«Demain, la droite» : la formule appelle ces temps-ci un grand point d’interrogation. A une famille en souffrance depuis 2017, l’après-coronavirus promet de passionnants et inconfortables débats. Rôle de l’Etat et de la dépense publique, remise en cause du libre-échange… Trois ans après avoir soutenu François Fillon, la droite est-elle la mieux armée pour penser ces aspects de la réponse au virus ?
Aggiornamento
Il est vrai que, chez Les Républicains (LR), certains s'estiment en partie confortés par la crise. «Oui à l'Etat, mais décentralisé : on voit avec cette affaire de masques que fleurissent sur le terrain des initiatives qu'il ne faut pas entraver», juge le député de l'Oise Eric Woerth, alors que LR se pose ces dernières années comme le «parti des territoires». «Il y a aussi, poursuit l'élu, l'idée que les frontières ont du sens si elles sont utilisées de manière judicieuse, de même que le concept d'indépendance nationale.» Certes, les plus observants libéraux se sont ralliés au coûteux plan d'urgence de l'exécutif. Mais en insistant sur son caractère provisoire et en estimant que plus d'économies, par le passé, auraient accru les marges de manœuvre de l'Etat.

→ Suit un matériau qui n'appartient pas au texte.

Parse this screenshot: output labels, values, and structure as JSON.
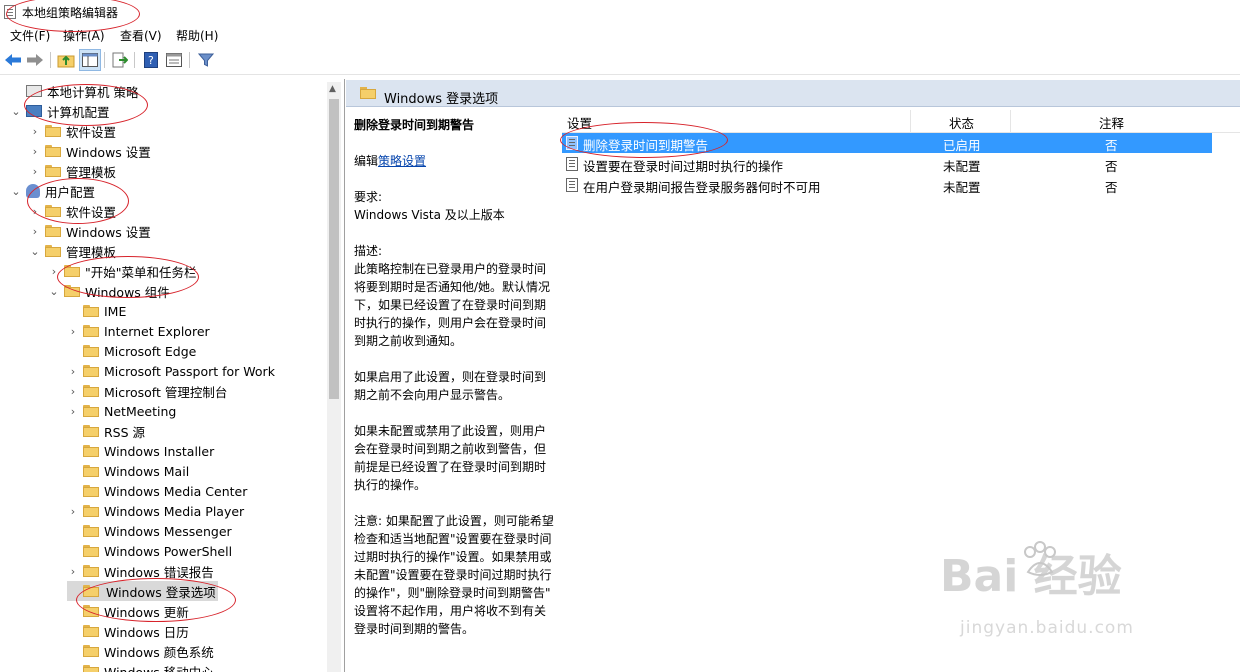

D'autres, au contraire, voient dans la crise l'occasion d'un grand aggiornamento de la droite, sur des bases «sociales». C'est de longue date la ligne du président (ex-LR) des Hauts-de-France Xavier Bertrand. Mais en interne aussi, certains plaident pour un virage censé réconcilier LR avec les classes moyennes et populaires. Il faut «abandonner la pensée bruxello-budgétaro-néolibérale, a écrit sur Twitter le député Julien Aubert, de la tendance souverainiste de LR. Besoin d'Etat-stratège, de penser la santé autrement que comme un coût».
«Charlatans»
Mêmes accents chez le secrétaire général de LR, Aurélien Pradié. «On n'évitera pas d'interroger le libéralisme», estimait lundi, auprès de Libération, le numéro trois du parti (lire son interview) . Proposant notamment d'exonérer de toute contrainte budgétaire certains domaines de l'action publique, de cultiver sur les salaires une «pensée radicalement révolutionnaire». Un tournant orné, par le député du Lot, des couleurs rassurantes du «gaullisme, qui avait théorisé l'Etat protecteur et stratège». Cette ligne était déjà celle du vice-président de LR Guillaume Peltier, grand avocat d'une «droite sociale» qu'il appelait à agir audacieusement sur les salaires.
Ce dernier s'était toutefois heurté au scepticisme, voire aux remontrances de plusieurs de ses camarades, qui jugeaient ses propositions «démagogiques» : «Ne soyons pas la droite des charlatans», exhortait en début d'année le président des sénateurs LR, Bruno Retailleau. Ce proche de François Fillon en est convaincu : le programme de 2017 était à peu de chose près le bon. Lui et d'autres ne se laisseront pas facilement convaincre d'«interroger le libéralisme»…
Ces questionnements interviennent alors que battait son plein, avant l'épidémie, le chantier programmatique de LR. L'actualité promet d'en modifier le cours. «La droite n'est pas unanime sur ces sujets», constate Eric Woerth, pour qui «en fin de compte il y aura toujours une vision laxiste et une vision non-laxiste. On peut renforcer certains services publics, mais à condition de savoir renoncer ailleurs, ou de s'appuyer sur le marché». L'ex-ministre du Budget, en poste durant la crise de 2008, relativise en outre les grands élans du moment : «En politique, on est forts pour se faire plaisir. On entend de grands diagnostics pendant les crises. Mais ce qui n'est pas cranté tout de suite a tendance à s'évaporer.»